In his article, “Growing Old Is Not All That Bad” Dr. W. Wilbert Welch wrote, “When is a person old? Actually, age is more an attitude than birthdays. Not long ago at a gathering of senior citizens, a bright eyed lady whispered to me, ‘Today I’m celebrating my 39th birthday for the 39th time!’ No one would have guessed that she was 78. Her age was not a handicap to happiness, but only a mark on her chronological calendar.”
At the time of writing his article on the excitement of aging, Dr. Welch said he had waved farewell to the wonderful seventies and stepped into the enjoyable eighties. He then warned against living with a rearview mirror perspective, saying a backward look prevents us from enjoying the wonderful scenery ahead.
Dr. Welch wasn’t the first to note the danger of constantly looking back and trying to relive yesterdays. But how does one learn to see the past as past, the present pleasant and the future fantastic? Dr. Welch said he kept a list of the Lord’s prescriptions for aging on his desk and a reminder to take them every day:
“Let not your heart be troubled” (John 14:1).
“Let the peace of God rule in your heart” (Colossians 3:14).
“In everything give thanks” (1 Thessalonians 5:18).
Remembering to take these miracle medications daily will increase our faith, eliminate our fears and enable us to face the future with confidence.
Long ago, I decided to rule three words out of my vocabulary: “AT MY AGE.” These life limiters can rob us of adventures and accomplishments, causing the young to feel incapable, because of their lack of experience, and the old to feel its time to
fold their tents, believing they’ve passed their time of peak production.

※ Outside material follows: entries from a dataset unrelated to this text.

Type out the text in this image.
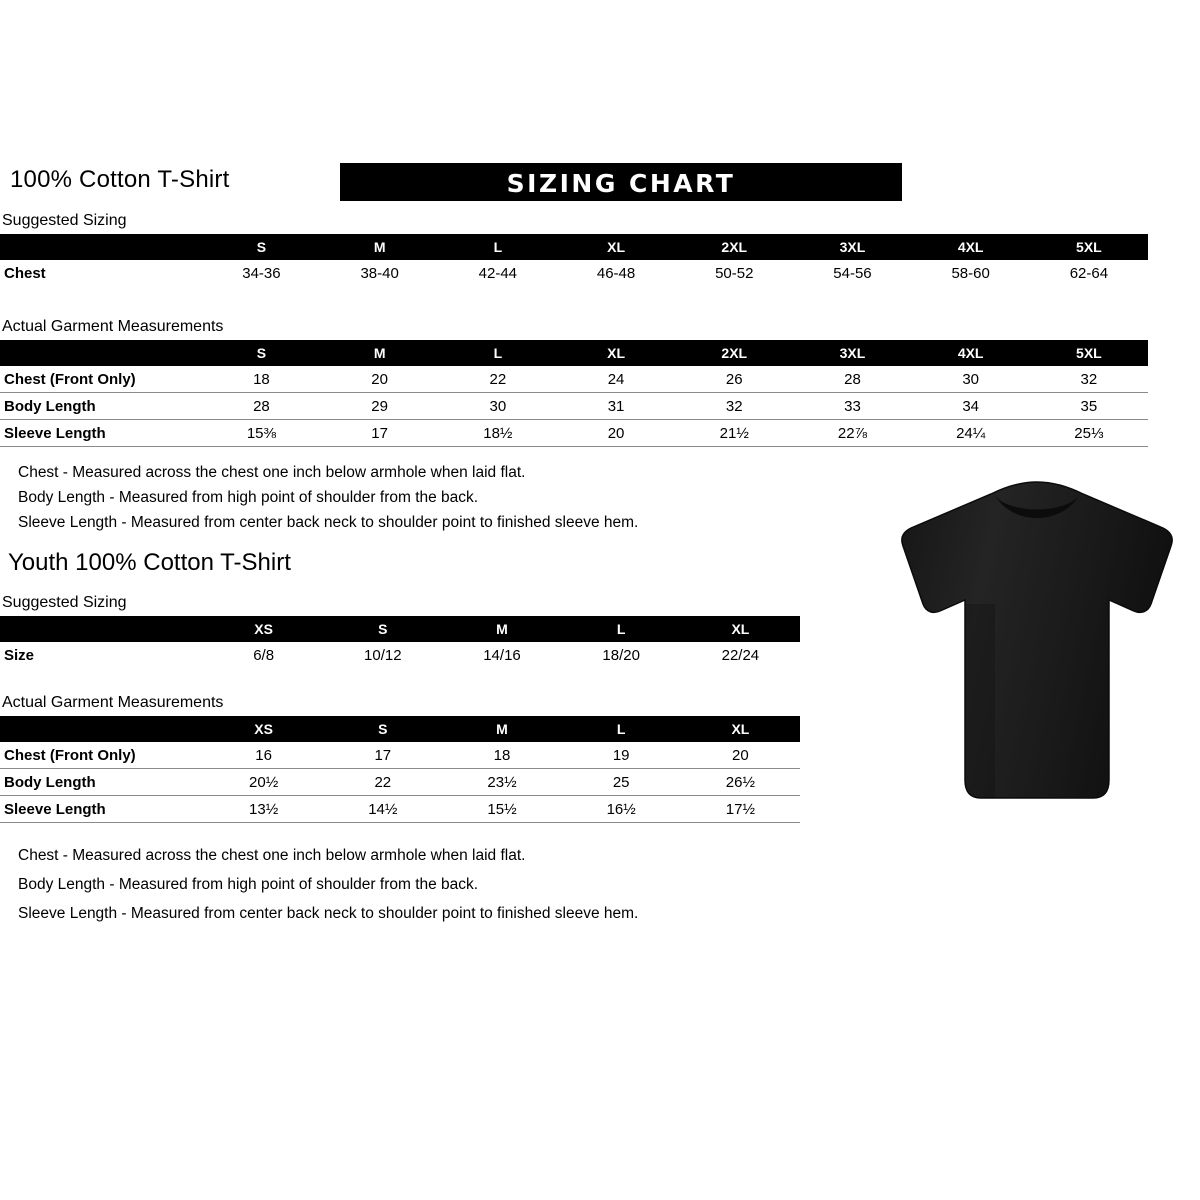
100% Cotton T-Shirt	SIZING CHART
Suggested Sizing
	S	M	L	XL	2XL	3XL	4XL	5XL
Chest	34-36	38-40	42-44	46-48	50-52	54-56	58-60	62-64
Actual Garment Measurements
	S	M	L	XL	2XL	3XL	4XL	5XL
Chest (Front Only)	18	20	22	24	26	28	30	32
Body Length	28	29	30	31	32	33	34	35
Sleeve Length	15⅜	17	18½	20	21½	22⅞	24¼	25⅓
Chest - Measured across the chest one inch below armhole when laid flat.
Body Length - Measured from high point of shoulder from the back.
Sleeve Length - Measured from center back neck to shoulder point to finished sleeve hem.
Youth 100% Cotton T-Shirt
Suggested Sizing
	XS	S	M	L	XL
Size	6/8	10/12	14/16	18/20	22/24
Actual Garment Measurements
	XS	S	M	L	XL
Chest (Front Only)	16	17	18	19	20
Body Length	20½	22	23½	25	26½
Sleeve Length	13½	14½	15½	16½	17½
Chest - Measured across the chest one inch below armhole when laid flat.
Body Length - Measured from high point of shoulder from the back.
Sleeve Length - Measured from center back neck to shoulder point to finished sleeve hem.
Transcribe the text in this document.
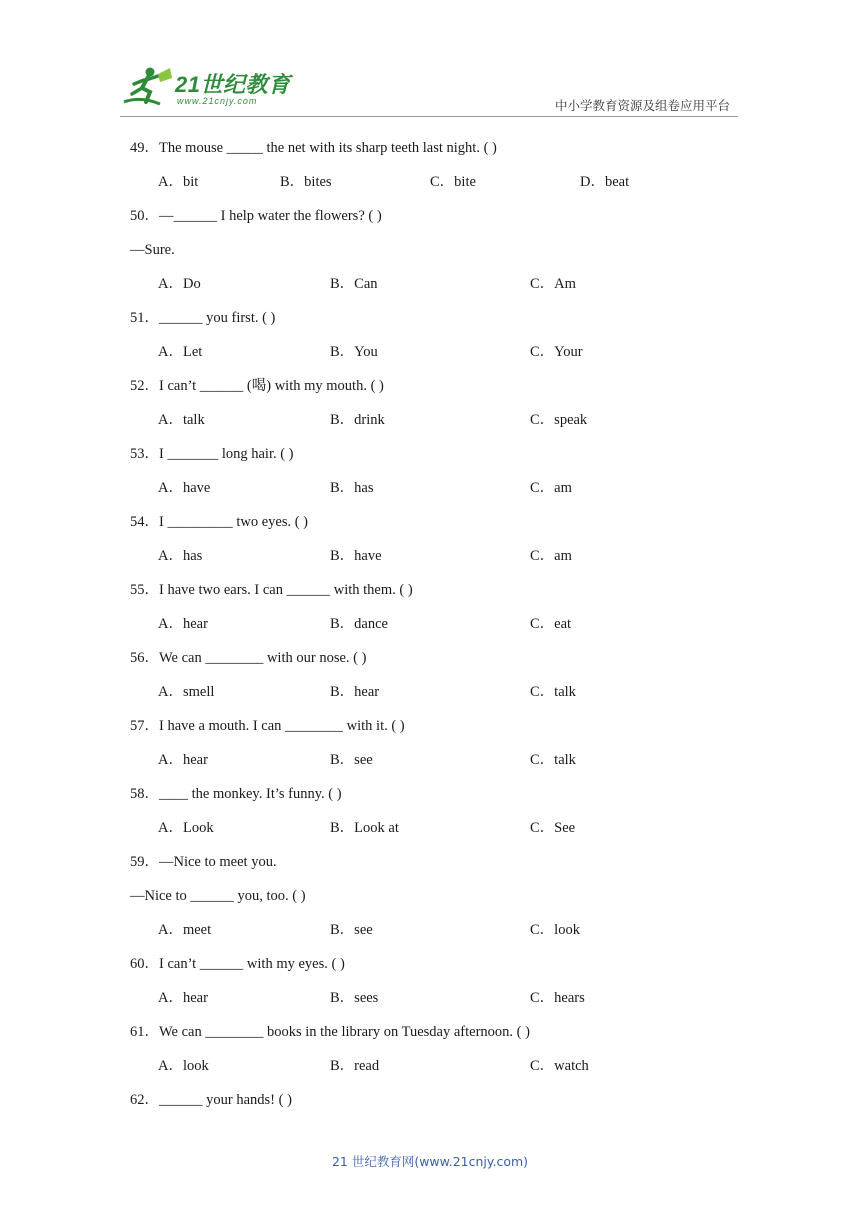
21世纪教育
www.21cnjy.com	中小学教育资源及组卷应用平台
49．The mouse _____ the net with its sharp teeth last night. ( )
A．bit	B．bites	C．bite	D．beat
50．—______ I help water the flowers? ( )
—Sure.
A．Do	B．Can	C．Am
51．______ you first. ( )
A．Let	B．You	C．Your
52．I can’t ______ (喝) with my mouth. ( )
A．talk	B．drink	C．speak
53．I _______ long hair. ( )
A．have	B．has	C．am
54．I _________ two eyes. ( )
A．has	B．have	C．am
55．I have two ears. I can ______ with them. ( )
A．hear	B．dance	C．eat
56．We can ________ with our nose. ( )
A．smell	B．hear	C．talk
57．I have a mouth. I can ________ with it. ( )
A．hear	B．see	C．talk
58．____ the monkey. It’s funny. ( )
A．Look	B．Look at	C．See
59．—Nice to meet you.
—Nice to ______ you, too. ( )
A．meet	B．see	C．look
60．I can’t ______ with my eyes. ( )
A．hear	B．sees	C．hears
61．We can ________ books in the library on Tuesday afternoon. ( )
A．look	B．read	C．watch
62．______ your hands! ( )
21 世纪教育网(www.21cnjy.com)
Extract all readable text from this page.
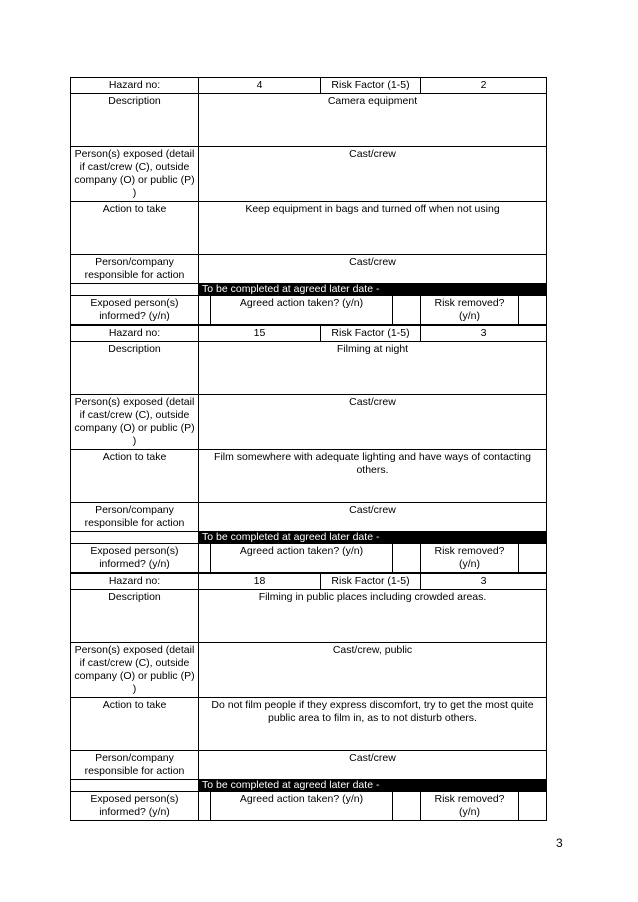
Hazard no:	4		Risk Factor (1-5)		2	
Description	Camera equipment					
Person(s) exposed (detail if cast/crew (C), outside company (O) or public (P) )	Cast/crew					
Action to take	Keep equipment in bags and turned off when not using					
Person/company responsible for action	Cast/crew					
	To be completed at agreed later date -					
Exposed person(s) informed? (y/n)		Agreed action taken? (y/n)			Risk removed? (y/n)	
Hazard no:	15		Risk Factor (1-5)		3	
Description	Filming at night					
Person(s) exposed (detail if cast/crew (C), outside company (O) or public (P) )	Cast/crew					
Action to take	Film somewhere with adequate lighting and have ways of contacting others.					
Person/company responsible for action	Cast/crew					
	To be completed at agreed later date -					
Exposed person(s) informed? (y/n)		Agreed action taken? (y/n)			Risk removed? (y/n)	
Hazard no:	18		Risk Factor (1-5)		3	
Description	Filming in public places including crowded areas.					
Person(s) exposed (detail if cast/crew (C), outside company (O) or public (P) )	Cast/crew, public					
Action to take	Do not film people if they express discomfort, try to get the most quite public area to film in, as to not disturb others.					
Person/company responsible for action	Cast/crew					
	To be completed at agreed later date -					
Exposed person(s) informed? (y/n)		Agreed action taken? (y/n)			Risk removed? (y/n)	
3
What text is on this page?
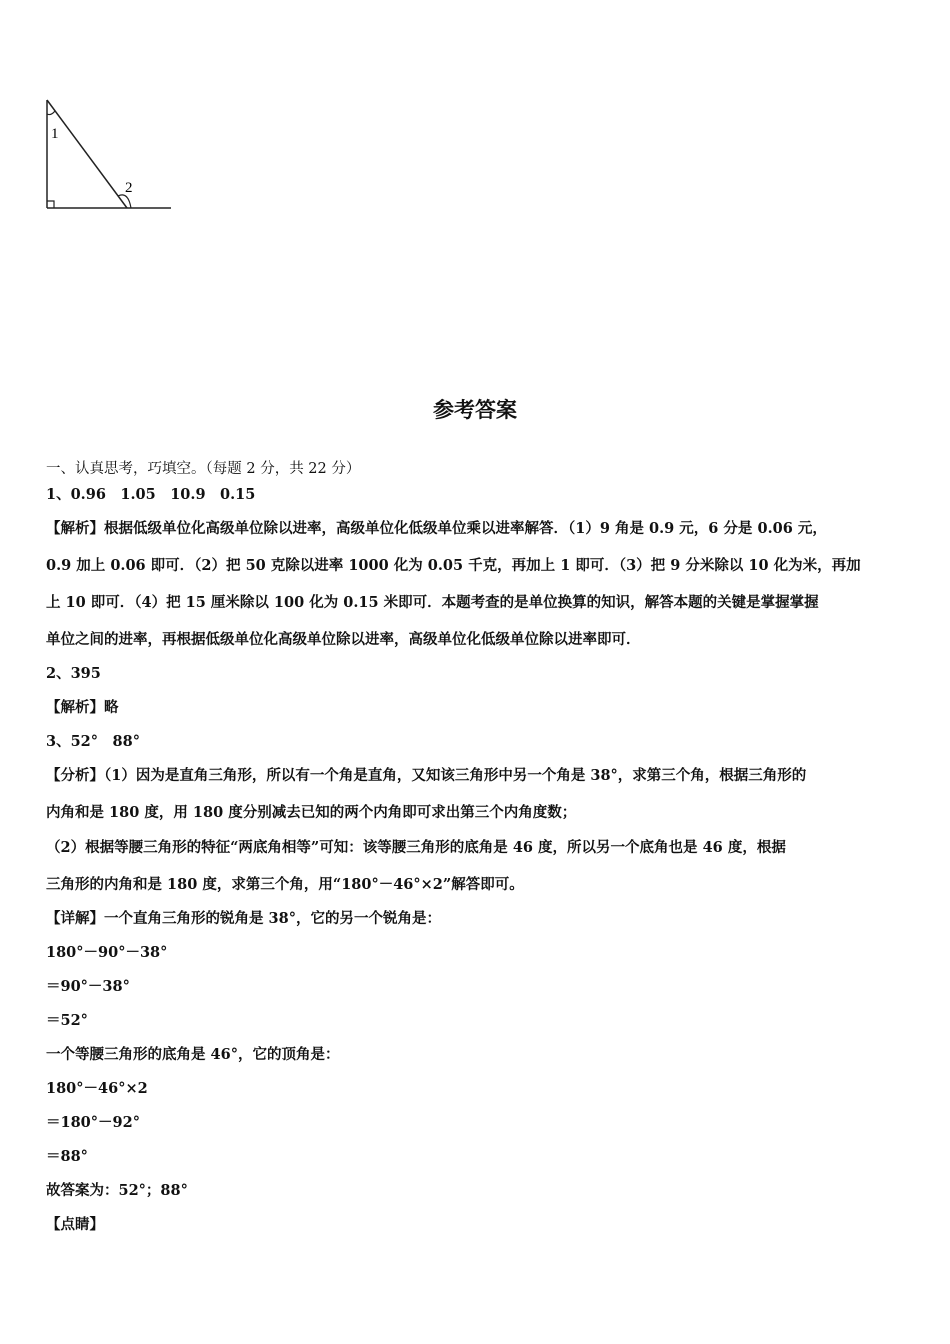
1
2
参考答案
一、认真思考，巧填空。（每题 2 分，共 22 分）
1、0.96　1.05　10.9　0.15
【解析】根据低级单位化高级单位除以进率，高级单位化低级单位乘以进率解答．（1）9 角是 0.9 元，6 分是 0.06 元，
0.9 加上 0.06 即可．（2）把 50 克除以进率 1000 化为 0.05 千克，再加上 1 即可．（3）把 9 分米除以 10 化为米，再加
上 10 即可．（4）把 15 厘米除以 100 化为 0.15 米即可．本题考查的是单位换算的知识，解答本题的关键是掌握掌握
单位之间的进率，再根据低级单位化高级单位除以进率，高级单位化低级单位除以进率即可．
2、395
【解析】略
3、52°　88°
【分析】（1）因为是直角三角形，所以有一个角是直角，又知该三角形中另一个角是 38°，求第三个角，根据三角形的
内角和是 180 度，用 180 度分别减去已知的两个内角即可求出第三个内角度数；
（2）根据等腰三角形的特征“两底角相等”可知：该等腰三角形的底角是 46 度，所以另一个底角也是 46 度，根据
三角形的内角和是 180 度，求第三个角，用“180°－46°×2”解答即可。
【详解】一个直角三角形的锐角是 38°，它的另一个锐角是：
180°－90°－38°
＝90°－38°
＝52°
一个等腰三角形的底角是 46°，它的顶角是：
180°－46°×2
＝180°－92°
＝88°
故答案为：52°；88°
【点睛】
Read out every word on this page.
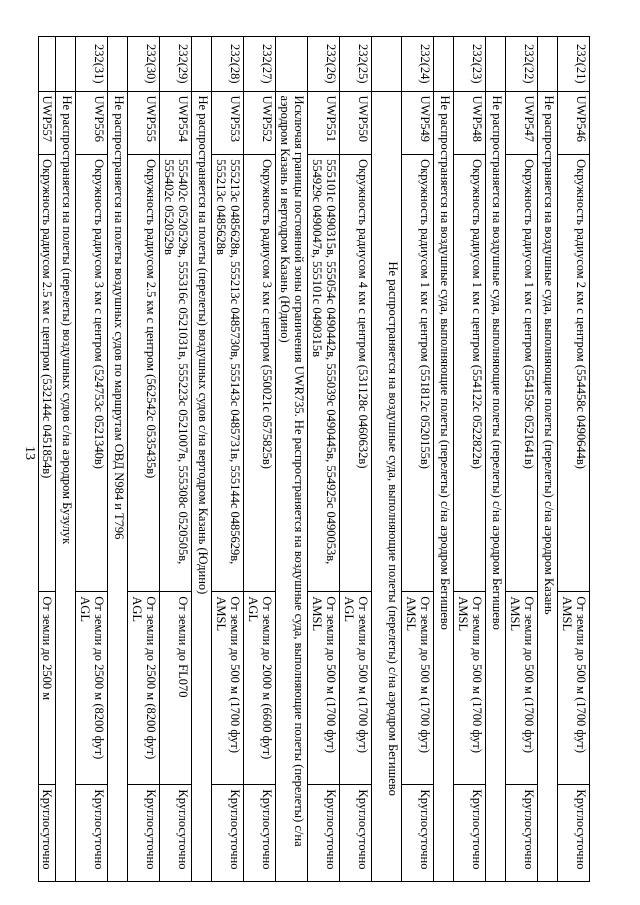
13
232(21)	UWP546	Окружность радиусом 2 км с центром (554458с 0490644в)	От земли до 500 м (1700 фут) AMSL	Круглосуточно
	Не распространяется на воздушные суда, выполняющие полеты (перелеты) с/на аэродром Казань			
232(22)	UWP547	Окружность радиусом 1 км с центром (554159с 0521641в)	От земли до 500 м (1700 фут) AMSL	Круглосуточно
	Не распространяется на воздушные суда, выполняющие полеты (перелеты) с/на аэродром Бегишево			
232(23)	UWP548	Окружность радиусом 1 км с центром (554122с 0522822в)	От земли до 500 м (1700 фут) AMSL	Круглосуточно
	Не распространяется на воздушные суда, выполняющие полеты (перелеты) с/на аэродром Бегишево			
232(24)	UWP549	Окружность радиусом 1 км с центром (551812с 0520155в)	От земли до 500 м (1700 фут) AMSL	Круглосуточно
	Не распространяется на воздушные суда, выполняющие полеты (перелеты) с/на аэродром Бегишево			
232(25)	UWP550	Окружность радиусом 4 км с центром (531128с 0460632в)	От земли до 500 м (1700 фут) AGL	Круглосуточно
232(26)	UWP551	555101с 0490315в, 555054с 0490442в, 555039с 0490445в, 554925с 0490053в, 554929с 0490047в, 555101с 0490315в	От земли до 500 м (1700 фут) AMSL	Круглосуточно
	Исключая границы постоянной зоны ограничения UWR735. Не распространяется на воздушные суда, выполняющие полеты (перелеты) с/на аэродром Казань и вертодром Казань (Юдино)			
232(27)	UWP552	Окружность радиусом 3 км с центром (550021с 0575825в)	От земли до 2000 м (6600 фут) AGL	Круглосуточно
232(28)	UWP553	555213с 0485628в, 555213с 0485730в, 555143с 0485731в, 555144с 0485629в, 555213с 0485628в	От земли до 500 м (1700 фут) AMSL	Круглосуточно
	Не распространяется на полеты (перелеты) воздушных судов с/на вертодром Казань (Юдино)			
232(29)	UWP554	555402с 0520529в, 555316с 0521031в, 555223с 0521007в, 555308с 0520505в, 555402с 0520529в	От земли до FL070	Круглосуточно
232(30)	UWP555	Окружность радиусом 2.5 км с центром (562542с 0535435в)	От земли до 2500 м (8200 фут) AGL	Круглосуточно
	Не распространяется на полеты воздушных судов по маршрутам ОВД N984 и T796			
232(31)	UWP556	Окружность радиусом 3 км с центром (524753с 0521340в)	От земли до 2500 м (8200 фут) AGL	Круглосуточно
	Не распространяется на полеты (перелеты) воздушных судов с/на аэродром Бузулук			
	UWP557	Окружность радиусом 2.5 км с центром (532144с 0451854в)	От земли до 2500 м	Круглосуточно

Each morning I begin my day with the following quote sent to me on an attractive card by a caring friend: “I am only one, but I am one; I cannot do everything, but I can do something. What I can do, I ought to do; and by the grace of God I will do it!”
Notice there are no age limitations in this powerful morning motivator.
Let’s give ourselves to serving God and helping people...today!